3Dプリントベーコン、スペインのスーパーマーケットで販売開始
スペインのスーパーマーケットチェーン「Mercadona」で、スタートアップ企業Cocuus社が開発した3Dプリント技術で製造された植物性ベーコンの販売が始まった。3Dプリント食品が実際に一般の生活者が購入できる実店舗で販売され始めた画期的な事例だといえるだろう。(上部画像は3Dプリントされたベーコン。出典:Cocuus社)
スペインのスタートアップCocuus社が製造
2015年に設立されたフードテックスタートアップのCocuus社は、3Dプリンタや食品製造装置を自社開発している。同社の3Dプリンターはチョコレートからパスタまでさまざまな食材のプリントが可能なのが特徴で、今回の3DプリントベーコンもCocuus社のフード3Dプリンターで製造されている。
原料は植物由来
3Dプリントベーコンは、大豆やココナッツオイル、スターチなどを原料としている。
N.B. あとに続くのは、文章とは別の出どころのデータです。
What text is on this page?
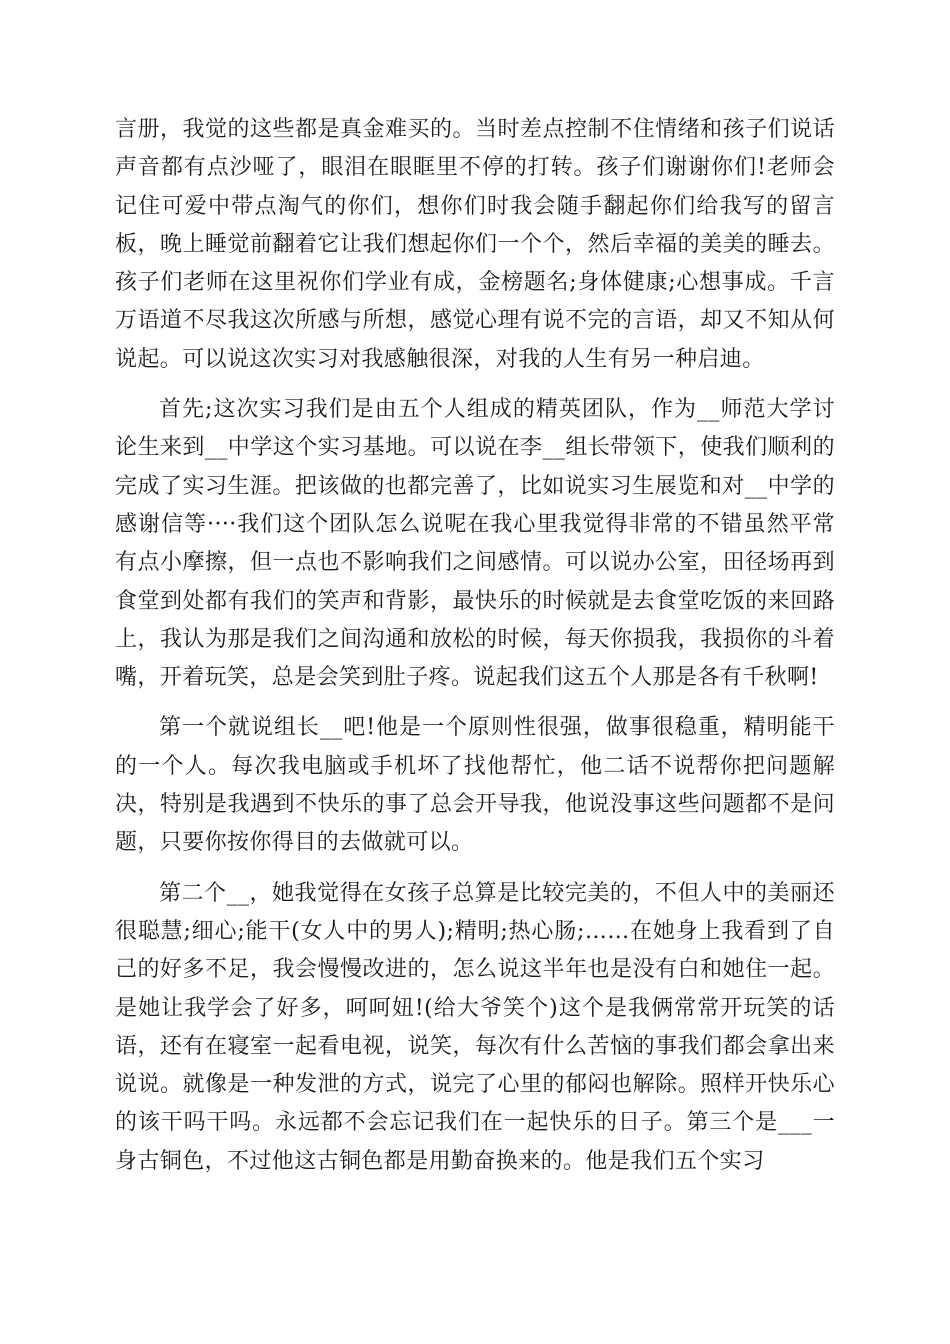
言册，我觉的这些都是真金难买的。当时差点控制不住情绪和孩子们说话声音都有点沙哑了，眼泪在眼眶里不停的打转。孩子们谢谢你们!老师会记住可爱中带点淘气的你们，想你们时我会随手翻起你们给我写的留言板，晚上睡觉前翻着它让我们想起你们一个个，然后幸福的美美的睡去。孩子们老师在这里祝你们学业有成，金榜题名;身体健康;心想事成。千言万语道不尽我这次所感与所想，感觉心理有说不完的言语，却又不知从何说起。可以说这次实习对我感触很深，对我的人生有另一种启迪。

首先;这次实习我们是由五个人组成的精英团队，作为__师范大学讨论生来到__中学这个实习基地。可以说在李__组长带领下，使我们顺利的完成了实习生涯。把该做的也都完善了，比如说实习生展览和对__中学的感谢信等····我们这个团队怎么说呢在我心里我觉得非常的不错虽然平常有点小摩擦，但一点也不影响我们之间感情。可以说办公室，田径场再到食堂到处都有我们的笑声和背影，最快乐的时候就是去食堂吃饭的来回路上，我认为那是我们之间沟通和放松的时候，每天你损我，我损你的斗着嘴，开着玩笑，总是会笑到肚子疼。说起我们这五个人那是各有千秋啊!

第一个就说组长__吧!他是一个原则性很强，做事很稳重，精明能干的一个人。每次我电脑或手机坏了找他帮忙，他二话不说帮你把问题解决，特别是我遇到不快乐的事了总会开导我，他说没事这些问题都不是问题，只要你按你得目的去做就可以。

第二个__，她我觉得在女孩子总算是比较完美的，不但人中的美丽还很聪慧;细心;能干(女人中的男人);精明;热心肠;……在她身上我看到了自己的好多不足，我会慢慢改进的，怎么说这半年也是没有白和她住一起。是她让我学会了好多，呵呵妞!(给大爷笑个)这个是我俩常常开玩笑的话语，还有在寝室一起看电视，说笑，每次有什么苦恼的事我们都会拿出来说说。就像是一种发泄的方式，说完了心里的郁闷也解除。照样开快乐心的该干吗干吗。永远都不会忘记我们在一起快乐的日子。第三个是___一身古铜色，不过他这古铜色都是用勤奋换来的。他是我们五个实习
製法として脂肪とひき肉の部分を1mm単位で精密に形成し、オーブンで加熱調理している。健康志向の人にも訴求力が高い。
コレステロールがほぼ0で、カロリーも約40%カットされている他、動物性たんぱく質を避けるベジタリアンからの支持が見込め、欧州の消費者に人気を博す可能性もある。
通常のベーコンは豚を屠殺しなければならず、食肉処理場からの温室効果ガスの排出も避けられない。一方、3Dプリントベーコンの製造は植物性原料を使うことでカーボンニュートラルに近い製法で製造可能だ。製造時の環境負荷が低い点は今後ますます評価されるだろう。
もっとも大きな普及の課題となるのはコスト面で、3Dプリンターの特徴である量産効果が低い点をどのように克服するかは大きな課題だ。ただ、ベジタリアンやダイエッター、環境意識の高い生活者など、一定の消費層に訴求できるコンセプトを秘めている商品だ。